Sann Sanneh ’19 described the class as providing structure and a sense of community in a challenging time.
“It was great to come together with other artists every week, see and contribute new works, and be challenged to create under broad prompts,” he wrote. “I felt more encouraged to experiment and follow threads that didn’t always end up being visually appealing, yet the process of getting to the end piece was itself valuable and informative. … I learned so much about how colors appear and I began to approach colors as forms or objects in a way I hadn’t considered before.”
Aschheim found the experience new because she had never before worked with a group mixing alumni with current students from different classes, especially on Zoom. Given the small size of the Program in Visual Arts, the workshop provided a rare chance to integrate students from different levels and age groups.
Maddy Kushan, a graduate student, who finished her undergraduate degree in June, said she especially loved the chance to meet recent alumni and learn about their projects.
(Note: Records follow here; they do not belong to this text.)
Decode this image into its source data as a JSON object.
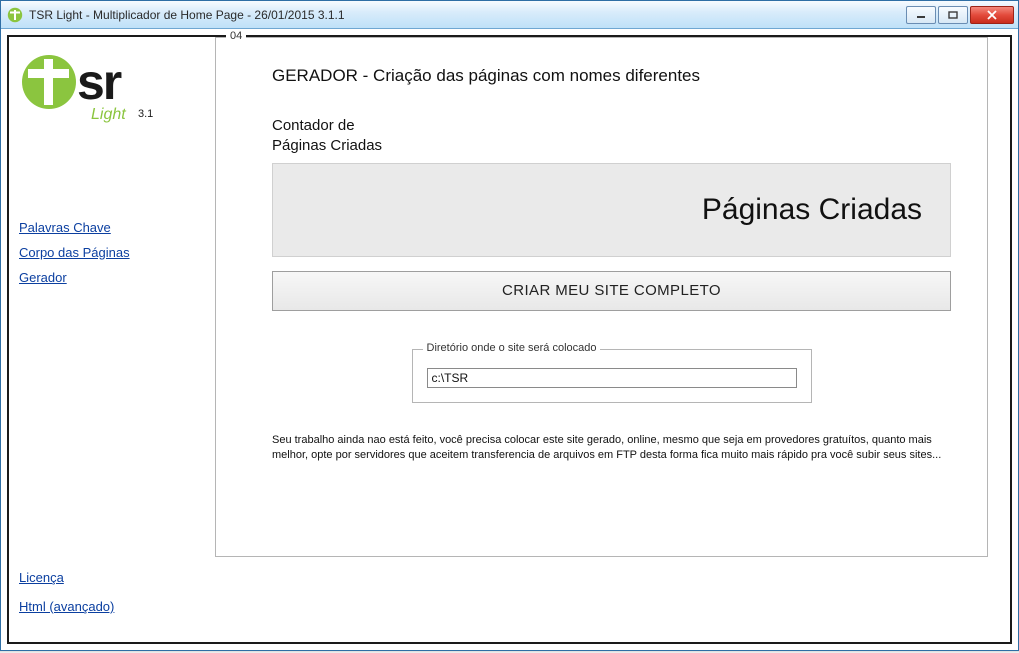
{
  "title": "TSR Light - Multiplicador de Home Page  - 26/01/2015 3.1.1",
  "logo": {
    "brand_main": "sr",
    "brand_sub": "Light",
    "brand_ver": "3.1"
  },
  "sidebar": {
    "links": [
      {
        "label": "Palavras Chave"
      },
      {
        "label": "Corpo das Páginas"
      },
      {
        "label": "Gerador"
      }
    ],
    "bottom": [
      {
        "label": "Licença"
      },
      {
        "label": "Html (avançado)"
      }
    ]
  },
  "panel": {
    "legend": "04",
    "heading": "GERADOR - Criação das páginas com nomes diferentes",
    "counter_label_line1": "Contador de",
    "counter_label_line2": "Páginas Criadas",
    "big_box_text": "Páginas Criadas",
    "create_button": "CRIAR MEU SITE COMPLETO",
    "dir_legend": "Diretório onde o site será colocado",
    "dir_value": "c:\\TSR",
    "note": "Seu trabalho ainda nao está feito, você precisa colocar este site gerado, online, mesmo que seja em provedores gratuítos, quanto mais melhor, opte por servidores que aceitem transferencia de arquivos em FTP desta forma fica muito mais rápido pra você subir seus sites..."
  }
}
“Unlike the busy schedule of a semester at Princeton, quarantine has provided an abundance of time to focus on producing art that excites us,” she noted. “These themes were wonderful starting points that made me consider a variety of subjects and techniques I hadn’t considered previously.”
Julia Stahlman ’23 expressed gratitude for the opportunity to meet new people during a time of limited social interaction. “Feedback was helpful and constructive. I always looked forward to seeing everyone’s work each week. Seeing what everyone else was accomplishing inspired me to create more,” she wrote.
“The painting group was an escape from the quarantine, but it also made me confront the quarantine. I expressed the eeriness of the autonomous daily routines in my paintings. In a way, it made staying at home less daunting because I always looked forward to making new paintings,” Yuanyuan Zhao ’19 noted, praising the class for significantly improving her painting skills.
Aschheim highlighted her enjoyment of building relationships with her students and helping recent graduates by supplying them with serious critique, which often seems scarce after college. She looks forward to being able to host another class.
“During this time of Covid, when we are all so isolated, the group gave us a chance to connect to one another, and to what we care about. It helped us think about the experience of living in isolation, as one of the prompts the students chose was ‘the reopening,’” Aschheim wrote in a reflection.